Perhaps the presentation from my old teaching concept will help you a little further.
My full-time teaching concept electrodynamics (for LK physics) can be found under https://www.dropbox.com/sh/x56zbd1s9h9s199/AACTraaBO6hPukv2PMkjFB-_a?dl=0
I don’t know if that’s enough for you.
I already know. That’s easy.
Somehow you have to do something with the area under the curve, but how? It is necessary to say, in a simple way, to pour the bent area into a straight shape, parallel to time.
It is about a work on the risk of electrical impact due to electrostatic discharges. I have understood this in such a way that one does not, as I would have done, calculate the discharge until one has reached a harmless current (I < 20 mA DC), but that in principle one calculates only with three Tau, or up to 500 mA. The whole thing I find is a bit worn out and doesn't cover with my experience. Because I have already experienced strong shocks (starting muscle cramping) with less than 10 mJ, but on the other hand I already get several hundred millijoules without being noticeable as muscle irritation. I guess that depends on the fact that the body reacts very differently at different frequencies. Very short pulses with relatively high currents therefore probably act less dramatic than longer pulses with smaller currents, as long as no thermal damage occurs.
However, there is no frequency or flow time at which no muscle or nerve irritation can occur at all. A weak irritation is always present. Considering that the already stop at 500 mA or 3 T, the m.E. is going to pass very much on the reality, because the actual muscle irritation may only get really started when you arrive in the later area of the exponential current curve.
I have always worked with the new models so far that the pulse duration is from Î to I < 20 mA and not up to 5 % of Î, because this can be a few more amperes left there.

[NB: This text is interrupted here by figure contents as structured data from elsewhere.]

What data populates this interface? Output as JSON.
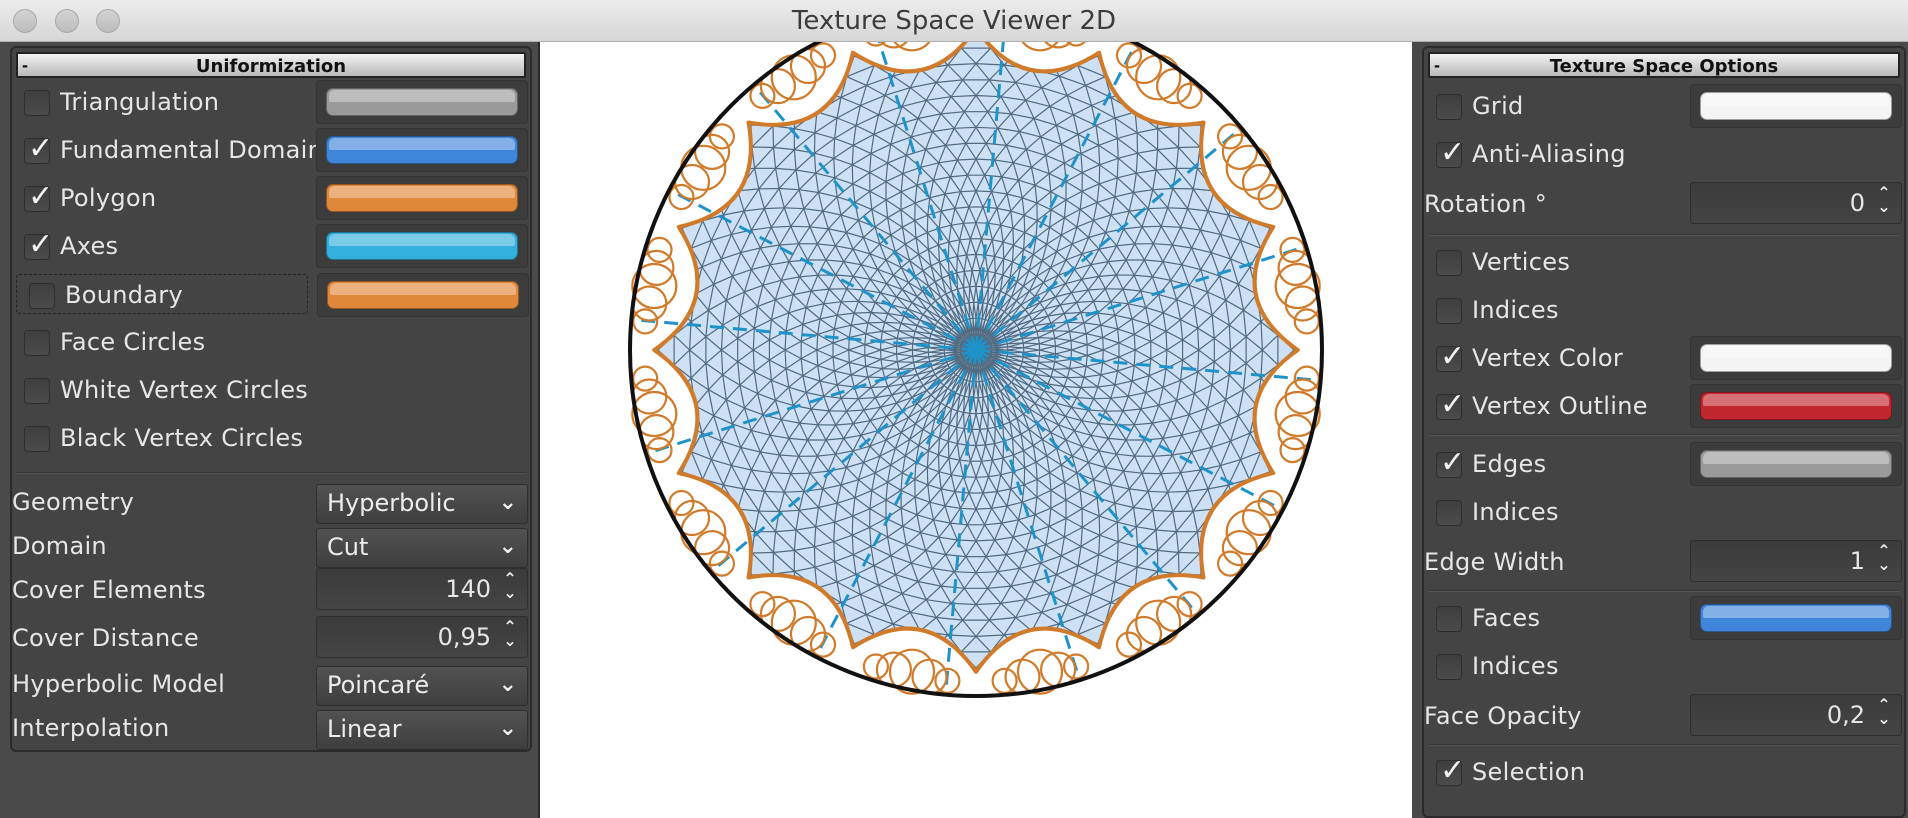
{
  "window": {
    "title": "Texture Space Viewer 2D"
  },
  "left_panel": {
    "header": {
      "collapse": "-",
      "title": "Uniformization"
    },
    "checkboxes": [
      {
        "label": "Triangulation",
        "checked": false,
        "color": "#9a9a9a"
      },
      {
        "label": "Fundamental Domain",
        "checked": true,
        "color": "#3f86db"
      },
      {
        "label": "Polygon",
        "checked": true,
        "color": "#e0883a"
      },
      {
        "label": "Axes",
        "checked": true,
        "color": "#34b0dc"
      },
      {
        "label": "Boundary",
        "checked": false,
        "color": "#e0883a"
      },
      {
        "label": "Face Circles",
        "checked": false
      },
      {
        "label": "White Vertex Circles",
        "checked": false
      },
      {
        "label": "Black Vertex Circles",
        "checked": false
      }
    ],
    "settings": [
      {
        "label": "Geometry",
        "kind": "select",
        "value": "Hyperbolic"
      },
      {
        "label": "Domain",
        "kind": "select",
        "value": "Cut"
      },
      {
        "label": "Cover Elements",
        "kind": "spin",
        "value": "140"
      },
      {
        "label": "Cover Distance",
        "kind": "spin",
        "value": "0,95"
      },
      {
        "label": "Hyperbolic Model",
        "kind": "select",
        "value": "Poincaré"
      },
      {
        "label": "Interpolation",
        "kind": "select",
        "value": "Linear"
      }
    ]
  },
  "right_panel": {
    "header": {
      "collapse": "-",
      "title": "Texture Space Options"
    },
    "grid": {
      "label": "Grid",
      "checked": false,
      "color": "#f4f4f4"
    },
    "anti_aliasing": {
      "label": "Anti-Aliasing",
      "checked": true
    },
    "rotation": {
      "label": "Rotation °",
      "value": "0"
    },
    "vertices": {
      "label": "Vertices",
      "checked": false
    },
    "vertex_indices": {
      "label": "Indices",
      "checked": false
    },
    "vertex_color": {
      "label": "Vertex Color",
      "checked": true,
      "color": "#f4f4f4"
    },
    "vertex_outline": {
      "label": "Vertex Outline",
      "checked": true,
      "color": "#c2262e"
    },
    "edges": {
      "label": "Edges",
      "checked": true,
      "color": "#9a9a9a"
    },
    "edge_indices": {
      "label": "Indices",
      "checked": false
    },
    "edge_width": {
      "label": "Edge Width",
      "value": "1"
    },
    "faces": {
      "label": "Faces",
      "checked": false,
      "color": "#3f86db"
    },
    "face_indices": {
      "label": "Indices",
      "checked": false
    },
    "face_opacity": {
      "label": "Face Opacity",
      "value": "0,2"
    },
    "selection": {
      "label": "Selection",
      "checked": true
    }
  },
  "viewer": {
    "polygon_sides": 16,
    "disk_color": "#111111",
    "polygon_color": "#d07a2a",
    "axes_color": "#1e93c9",
    "mesh_color": "#506a80",
    "fill_color": "#cde0f4"
  },
  "icons": {
    "close": "traffic-light-close-icon",
    "minimize": "traffic-light-minimize-icon",
    "zoom": "traffic-light-zoom-icon",
    "check": "checkmark-icon",
    "chevron": "chevron-down-icon",
    "spinner": "up-down-stepper-icon"
  }
}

In addition, you get smaller effective values with x arbitrary exchange, which then deviate too much from reality.
The damage caused by a current impact is also very dependent on the path the current could take. In the case of current passages through the brain I do not know any reports (apart from execution cells). During the passage of current through the center of the body (heart), the duration seems to be essential. In particular, alternating voltages are considered particularly dangerous in this respect because they can trigger cardiac chamber flimmers. The current intensity seems to be rather minor in this respect. Mostly, the skin resistance should be so large that only a very small part of the total current strength passes through the body center. A large part of the current is likely to take the path over the slightly moist skin. In the case of large currents, this can lead to burns. This corresponds to the experiences of people who have been hit by the flash and have survived this.
Here is the diagram: https://ibb.co/RTTfC1n
Well. Most of the current flows more at the edge of the body that’s right. Finally, it also spreads and then flows preferably over peripheral nerves. Both time and power are important. All in all, however, this applies especially to AC from 10 ms. What’s happening below, i.e. in pulse discharges, is less researched.